Under previous regimes, it would appear that, when concerns were raised on other matters, they were ignored. In this case, concerns have been raised and not ignored but taken into serious consideration. That demonstrates that we have a different sort of governance now in the Post Office. If I was coming at this from a private sector basis, as a shareholder, I would want to know what is going on inside the company. If non-exec directors came and told me there was a problem on the board, I would take that very seriously. That was then discussed between the Secretary of State and Henry Staunton and specific governance issues and concerns were raised by the board. As I said, the board is run by the chair. If the board is at odds and therefore not functioning properly, we must change the chair. It is as simple as that.
So, on the first point, that he was there to take the rap, the memos and meeting notes clearly show that he was dismissed because we had a governance issue.
That is fascinating and helpful. Given that there is not a SID and that it was the chairman, what was the conduit of the director’s disquiet from the board to the Secretary of State? How did the Secretary of State learn these things?
As I said, we are in a situation now where dialogue quite rightly is happening—and minuted, as always—between officials and representatives of Post Office Ltd. The appointment of the senior independent director was one of the issues that the board were at odds over. The chairman wished to promote an internal candidate and the Department for Business and Trade wanted to bring in an external candidate—which was also the advice of the UK Government, the shareholder executive.

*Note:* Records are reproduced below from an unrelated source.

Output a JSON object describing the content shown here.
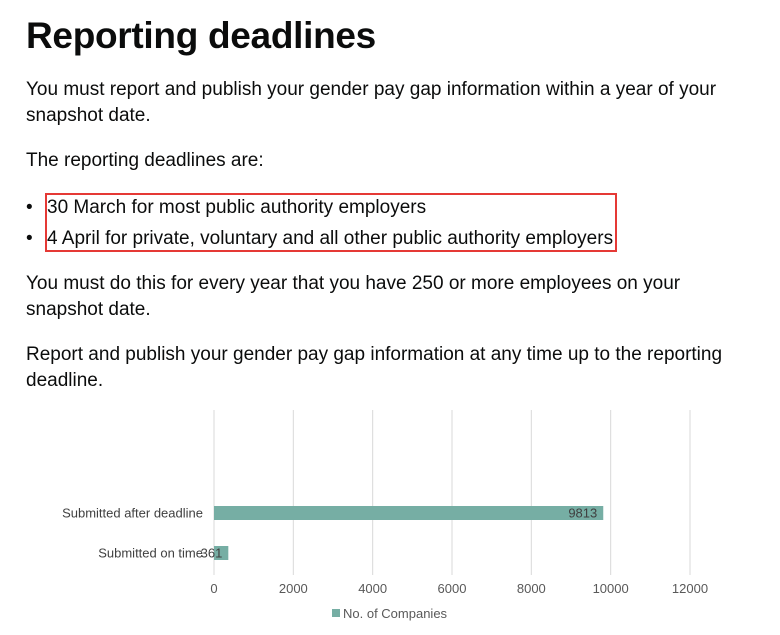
{
  "heading": "Reporting deadlines",
  "paragraphs": {
    "intro": "You must report and publish your gender pay gap information within a year of your snapshot date.",
    "lead": "The reporting deadlines are:",
    "every_year": "You must do this for every year that you have 250 or more employees on your snapshot date.",
    "anytime": "Report and publish your gender pay gap information at any time up to the reporting deadline."
  },
  "deadlines": [
    "30 March for most public authority employers",
    "4 April for private, voluntary and all other public authority employers"
  ],
  "bullet_glyph": "•",
  "colors": {
    "highlight_border": "#e53935",
    "bar": "#76aea4",
    "grid": "#d9d9d9"
  },
  "chart_data": {
    "type": "bar",
    "orientation": "horizontal",
    "categories": [
      "Submitted after deadline",
      "Submitted on time"
    ],
    "series": [
      {
        "name": "No. of Companies",
        "values": [
          9813,
          361
        ]
      }
    ],
    "xlim": [
      0,
      12000
    ],
    "xticks": [
      0,
      2000,
      4000,
      6000,
      8000,
      10000,
      12000
    ],
    "grid": true,
    "legend": "bottom"
  }
}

In this situation, when an investigation of why this was happening was brought to bear, that too was blocked by the chair. So there was a situation where the board was not working properly and we had to change the chair. It was as simple as that. The chair had to be changed to make sure the board worked properly. There was no concept of him being there to take the rap for the Horizon scandal.
He has made a second claim, and I advise noble Lords to read the notes carefully to understand this. The conflation going on here concerns the discussion with Sarah Munby in January. The chairman was appointed in December 2022. There was a discussion with the Permanent Secretary in January 2023. That was the first discussion after she wrote the letter saying “Here’s your three priorities”. It was the first meeting between the Permanent Secretary and the newly appointed chair, to say, “Right, you’ve been in post for a month, you’ve looked under the bonnet, what have you found?”